John Montgomery lays out a high level roadmap for Avalon in a
recent blog post. I'm glad to see a bit of official clarification around this. This information has been available for a while in a variety of forums, but there was still confusion so it is nice to have it all in one spot and official.
There are a couple of things in this post that are of additional interest, IMHO.
- Avalon is a mid-2006 release. It will be interesting to see how this maps to Longhorn's release cycle. The initial impression (and that is all it was really) was that the Avalon work would be delivered prior to Longhorn. With Longhorn also slated for 2006, it looks like Longhorn is going to be a late 2006 release. Can anyone say Windows 2007???

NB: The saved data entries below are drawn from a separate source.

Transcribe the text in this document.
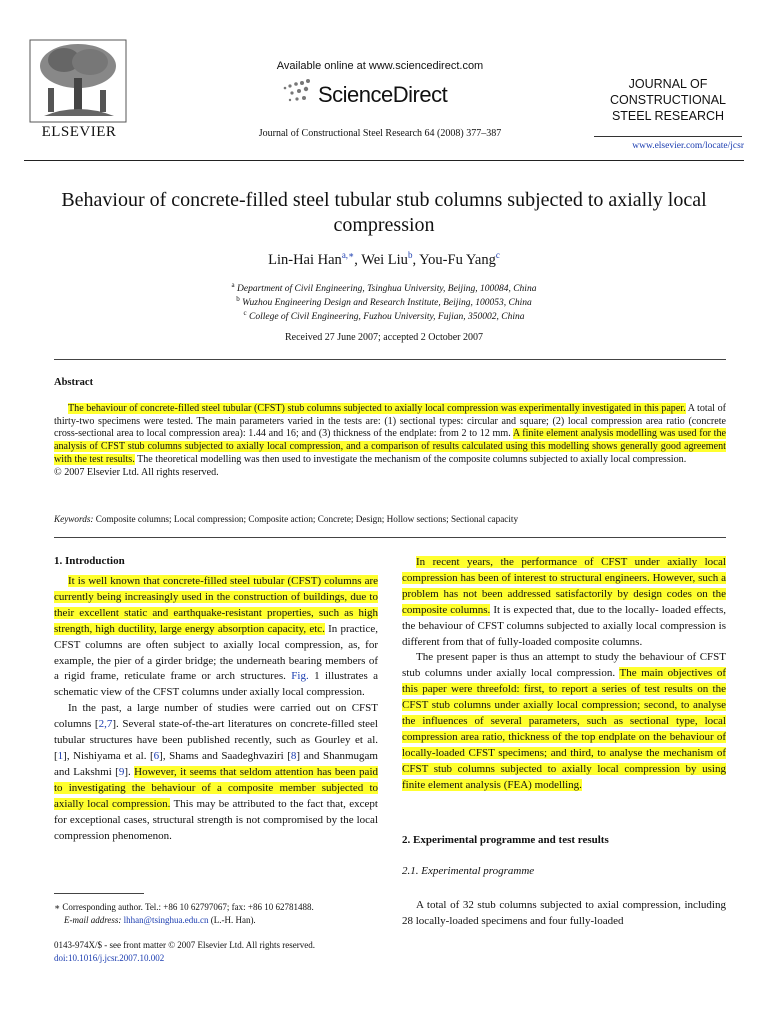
ELSEVIER
Available online at www.sciencedirect.com
ScienceDirect
Journal of Constructional Steel Research 64 (2008) 377–387
JOURNAL OF
CONSTRUCTIONAL
STEEL RESEARCH
www.elsevier.com/locate/jcsr
Behaviour of concrete-filled steel tubular stub columns subjected to axially local compression
Lin-Hai Han$^{a,∗}$, Wei Liu$^b$, You-Fu Yang$^c$
$^a$ Department of Civil Engineering, Tsinghua University, Beijing, 100084, China
$^b$ Wuzhou Engineering Design and Research Institute, Beijing, 100053, China
$^c$ College of Civil Engineering, Fuzhou University, Fujian, 350002, China
Received 27 June 2007; accepted 2 October 2007
Abstract

The behaviour of concrete-filled steel tubular (CFST) stub columns subjected to axially local compression was experimentally investigated in this paper. A total of thirty-two specimens were tested. The main parameters varied in the tests are: (1) sectional types: circular and square; (2) local compression area ratio (concrete cross-sectional area to local compression area): 1.44 and 16; and (3) thickness of the endplate: from 2 to 12 mm. A finite element analysis modelling was used for the analysis of CFST stub columns subjected to axially local compression, and a comparison of results calculated using this modelling shows generally good agreement with the test results. The theoretical modelling was then used to investigate the mechanism of the composite columns subjected to axially local compression.
© 2007 Elsevier Ltd. All rights reserved.

Keywords: Composite columns; Local compression; Composite action; Concrete; Design; Hollow sections; Sectional capacity
1. Introduction

It is well known that concrete-filled steel tubular (CFST) columns are currently being increasingly used in the construction of buildings, due to their excellent static and earthquake-resistant properties, such as high strength, high ductility, large energy absorption capacity, etc. In practice, CFST columns are often subject to axially local compression, as, for example, the pier of a girder bridge; the underneath bearing members of a rigid frame, reticulate frame or arch structures. Fig. 1 illustrates a schematic view of the CFST columns under axially local compression.

In the past, a large number of studies were carried out on CFST columns [2,7]. Several state-of-the-art literatures on concrete-filled steel tubular structures have been published recently, such as Gourley et al. [1], Nishiyama et al. [6], Shams and Saadeghvaziri [8] and Shanmugam and Lakshmi [9]. However, it seems that seldom attention has been paid to investigating the behaviour of a composite member subjected to axially local compression. This may be attributed to the fact that, except for exceptional cases, structural strength is not compromised by the local compression phenomenon.

In recent years, the performance of CFST under axially local compression has been of interest to structural engineers. However, such a problem has not been addressed satisfactorily by design codes on the composite columns. It is expected that, due to the locally- loaded effects, the behaviour of CFST columns subjected to axially local compression is different from that of fully-loaded composite columns.

The present paper is thus an attempt to study the behaviour of CFST stub columns under axially local compression. The main objectives of this paper were threefold: first, to report a series of test results on the CFST stub columns under axially local compression; second, to analyse the influences of several parameters, such as sectional type, local compression area ratio, thickness of the top endplate on the behaviour of locally-loaded CFST specimens; and third, to analyse the mechanism of CFST stub columns subjected to axially local compression by using finite element analysis (FEA) modelling.

2. Experimental programme and test results
2.1. Experimental programme

A total of 32 stub columns subjected to axial compression, including 28 locally-loaded specimens and four fully-loaded

∗ Corresponding author. Tel.: +86 10 62797067; fax: +86 10 62781488.
E-mail address: lhhan@tsinghua.edu.cn (L.-H. Han).
0143-974X/$ - see front matter © 2007 Elsevier Ltd. All rights reserved.
doi:10.1016/j.jcsr.2007.10.002
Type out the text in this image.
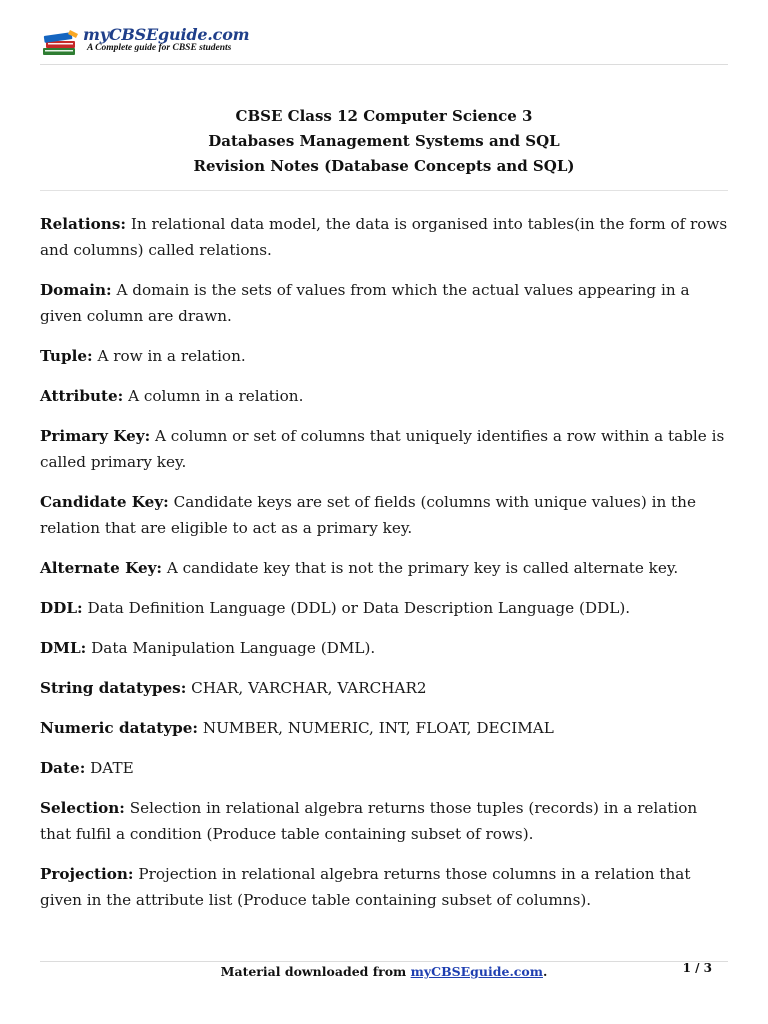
myCBSEguide.com
A Complete guide for CBSE students
CBSE Class 12 Computer Science 3
Databases Management Systems and SQL
Revision Notes (Database Concepts and SQL)

Relations: In relational data model, the data is organised into tables(in the form of rows and columns) called relations.

Domain: A domain is the sets of values from which the actual values appearing in a given column are drawn.

Tuple: A row in a relation.

Attribute: A column in a relation.

Primary Key: A column or set of columns that uniquely identifies a row within a table is called primary key.

Candidate Key: Candidate keys are set of fields (columns with unique values) in the relation that are eligible to act as a primary key.

Alternate Key: A candidate key that is not the primary key is called alternate key.

DDL: Data Definition Language (DDL) or Data Description Language (DDL).

DML: Data Manipulation Language (DML).

String datatypes: CHAR, VARCHAR, VARCHAR2

Numeric datatype: NUMBER, NUMERIC, INT, FLOAT, DECIMAL

Date: DATE

Selection: Selection in relational algebra returns those tuples (records) in a relation that fulfil a condition (Produce table containing subset of rows).

Projection: Projection in relational algebra returns those columns in a relation that given in the attribute list (Produce table containing subset of columns).

Material downloaded from myCBSEguide.com.	1 / 3
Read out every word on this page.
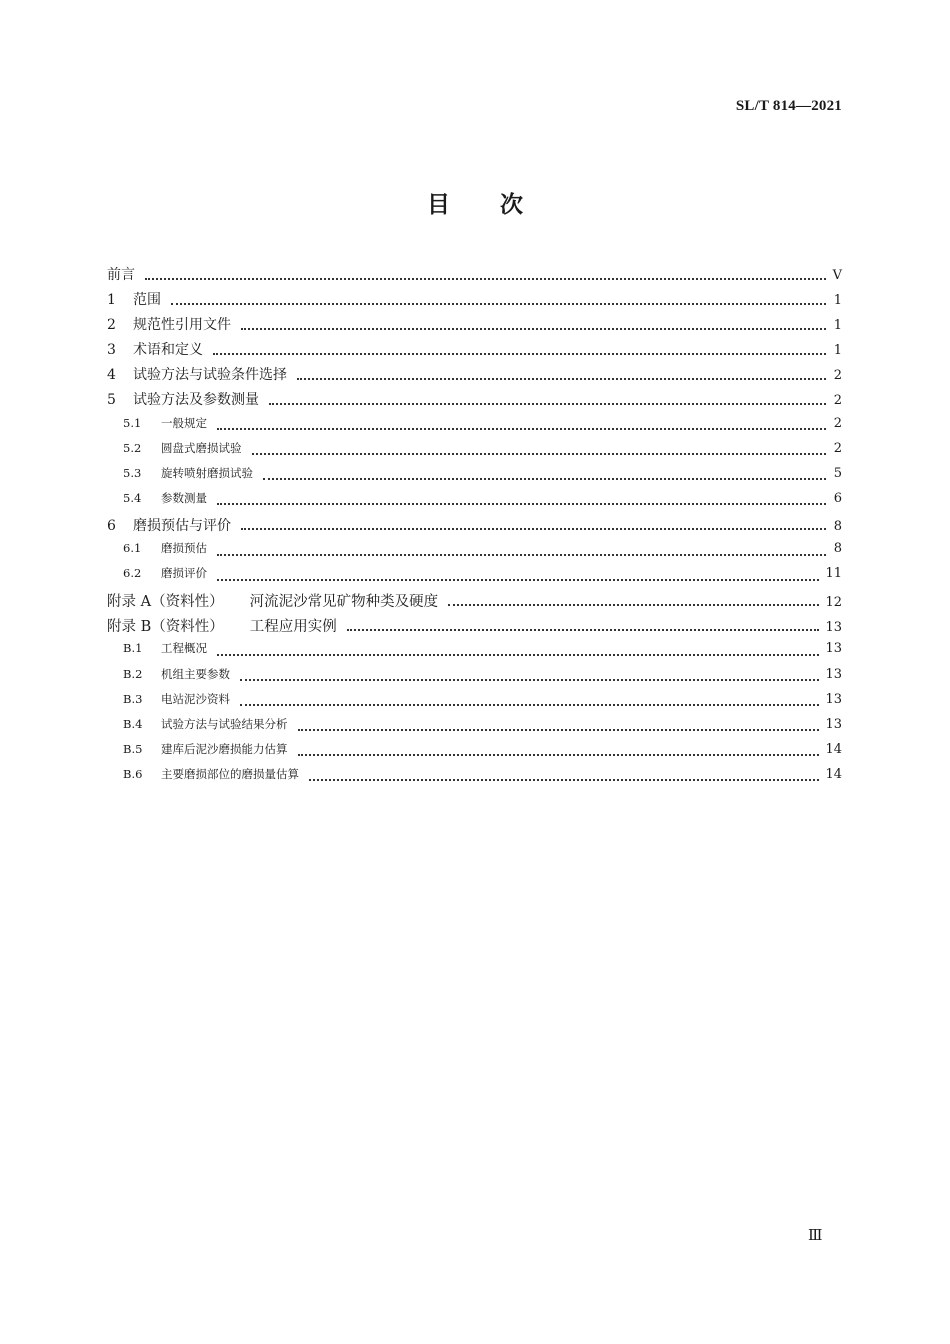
SL/T 814—2021
目 次
前言	Ⅴ
1	范围	1
2	规范性引用文件	1
3	术语和定义	1
4	试验方法与试验条件选择	2
5	试验方法及参数测量	2
5.1	一般规定	2
5.2	圆盘式磨损试验	2
5.3	旋转喷射磨损试验	5
5.4	参数测量	6
6	磨损预估与评价	8
6.1	磨损预估	8
6.2	磨损评价	11
附录 A（资料性） 河流泥沙常见矿物种类及硬度	12
附录 B（资料性） 工程应用实例	13
B.1	工程概况	13
B.2	机组主要参数	13
B.3	电站泥沙资料	13
B.4	试验方法与试验结果分析	13
B.5	建库后泥沙磨损能力估算	14
B.6	主要磨损部位的磨损量估算	14
Ⅲ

- VS.Next is clearly post-Avalon based on John's post. This is no big surprise since it has always been loosely associated with being a Longhorn timed release. Given the timing from #1, it seems clear that there will be a nice time gap between Avalon and VS.Next. And since tools releases have traditionally occurred well after the associated OS release, it could be some time before we see VS.Next. Bummer, but not unexpected. If VS.Next and Longhorn end up being tied together from a release date perspective, I think you are all but assured a 2007 release time frame. I will be interested to see what kind of tool support will be available for Avalon in the interim. We will not see rapid adoption if its just Visual Notepad.
- John covers this in his comments section, but the end user adoption of the Avalon update will be interesting. John says he does not think it will be a big deal since 100+ million downloads of the .NET Framework have happened. However, there is still a perception that getting the Framework out is difficult and it is not ubiquitous. This was a roadblock to using WinForms over the Internet for a supplier application at a customer of mine recently. I would be very interested to see the mix of Framework installs on Win 9x, NT, 2000, and XP and then some extrapolation on the Avalon's potential installed base on a much smaller XP footprint. I imagine there is still a lot of Win2000 and older stuff out there that cool new Avalon web apps would not be able to talk to. Perhaps not...
Disclaimer: Once again, this is all my personal musings. I am, once again, a mushroom and totally in the dark. Ok, maybe not completely but this is all conjecture on my part. None of this should be construed as an "Official Microsoft Statement".
Official Disclaimer: This posting is provided "AS IS" with no warranties, and confers no rights.